Abbiamo scritto più volte dei BTp emessi in dollari USA, un’opportunità di investimento per quanti volessero scommettere sulla valuta americana senza doversi necessariamente accontentare dei bassi rendimenti ormai offerti dalla curva delle scadenze dei Treasuries. Ma il Tesoro italiano ha emesso nel tempo anche titoli di stato denominati in sterline inglesi. Parliamo di due bond rimasti sul mercato e che debuttarono l’uno verso la fine degli anni Novanta e l’altro nei primi anni Duemila. Entrambi esordirono come trentennali.

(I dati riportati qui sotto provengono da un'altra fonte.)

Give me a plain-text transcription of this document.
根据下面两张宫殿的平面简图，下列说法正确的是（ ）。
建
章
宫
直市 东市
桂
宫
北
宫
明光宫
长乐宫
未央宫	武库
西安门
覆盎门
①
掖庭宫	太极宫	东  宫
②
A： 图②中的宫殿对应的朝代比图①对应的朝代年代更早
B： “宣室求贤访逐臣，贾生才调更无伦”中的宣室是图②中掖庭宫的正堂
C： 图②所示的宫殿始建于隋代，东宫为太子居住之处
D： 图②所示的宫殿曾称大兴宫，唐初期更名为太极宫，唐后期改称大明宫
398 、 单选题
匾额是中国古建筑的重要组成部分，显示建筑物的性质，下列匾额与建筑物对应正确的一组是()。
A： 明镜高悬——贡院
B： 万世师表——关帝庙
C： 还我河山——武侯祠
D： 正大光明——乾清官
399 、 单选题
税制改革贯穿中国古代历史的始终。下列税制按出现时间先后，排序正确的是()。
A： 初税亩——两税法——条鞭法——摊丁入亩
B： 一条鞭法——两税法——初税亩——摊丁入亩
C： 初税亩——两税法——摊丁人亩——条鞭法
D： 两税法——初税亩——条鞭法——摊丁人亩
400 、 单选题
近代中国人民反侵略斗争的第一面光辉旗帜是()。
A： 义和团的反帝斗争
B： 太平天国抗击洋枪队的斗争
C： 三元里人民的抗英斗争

C’è valore nei BTp in dollari?

Sappiamo che fino a qualche decennio fa, l’Italia aveva la necessità di attirare capitali esteri per rifinanziare il suo già altissimo debito a costi quanto più bassi possibile. E le emissioni in sterline servivano proprio allo scopo, con il Tesoro a confidare nella buona performance futura dell’euro contro la valuta battuta dalla Banca d’Inghilterra.

I due BTp in questione sono l’uno in scadenza il 4 agosto 2028 e con cedola 6% (ISIN: XS0089572316) e l’altro in scadenza il 7 dicembre 2034 e cedola 5,25% (ISIN: XS0197336968), collocati sul mercato rispettivamente nel 1998 e nel 2004. Notiamo subito che il secondo trentennale veniva emesso a tassi già un po’ inferiori al precedente, grazie all’ingresso dell’Italia nell’Eurozona.

Il primo si acquista a quasi 122, per cui offre un rendimento del 2,66%. Il secondo si compra a circa 128, rendendo il 2,57%. Le alte cedole tengono elevati anche i prezzi, ma i rendimenti non risultano scesi ai livelli dei BTp in euro, che sulle medesime scadenze offrivano ieri lo 0,89% e l’1,44% rispettivamente. Questo significa che investendo nei due titoli si porta a casa un rendimento extra di 177 punti base nel primo caso e di 113 nel secondo.

BTp in sterline sottovalutati

Moltiplicando i due dati per gli anni di investimento residui, otteniamo rendimenti extra cumulati del 14% e di oltre il 16% rispettivamente.

Sembra un grosso affare, ma chiaramente dovremmo stare attenti al rischio di cambio. La sterlina nell’ultimo decennio ha perso quasi il 7% contro l’euro, ma è stato dopo il referendum sulla Brexit del 2016 che ha subito uno scossone piuttosto forte. Al momento, il cambio sembra stabilizzarsi a un po’ meno di 1,12 euro per 1 sterlina.

Dato il medesimo rischio sovrano che si corre investendo nei BTp in euro, possiamo affermare che gli spread riflettano il tasso medio di deprezzamento atteso per la sterlina da qui ai prossimi 8 e 14 anni.

Nessuno può credibilmente fare previsioni così a lungo termine su una coppia valutaria, ma se monitorassimo lo spread Gilt-Bund, troviamo che il mercato si aspetterebbe un rafforzamento medio dell’euro dello 0,70% all’anno fino ai prossimi 15 anni, ben meno di quanto scontato dagli spread tra BTp in sterline e quelli in euro. Ne consegue che i titoli in sterline emessi da Roma sarebbero un po’ sottovalutati e, quindi, starebbero rendendo oltre quanto dovrebbero. Peraltro, la cosiddetta “lex monetae” inciderebbe favorevolmente, abbassando il rischio sovrano nel caso remoto di uscita dell’Italia dall’euro. Se i titoli emessi nella moneta unica potrebbero essere convertiti in lire, più difficilmente ciò avverrebbe con quelli denominati in valute straniere, che resterebbero intatti, cioè continuerebbero ad essere onorati in dollari, sterline, etc.

Il mercato starebbe scontando la Brexit come fattore di rischio a medio termine, dato che non è ancora certo che Londra e Bruxelles riescano a siglare un accordo commerciale per regolare gli scambi dopo la transizione seguita all’uscita del Regno Unito dalla UE. Questo pesa sugli assets denominati in sterline, ma nel caso dei BTp a incidere sembra più che altro il rischio sovrano.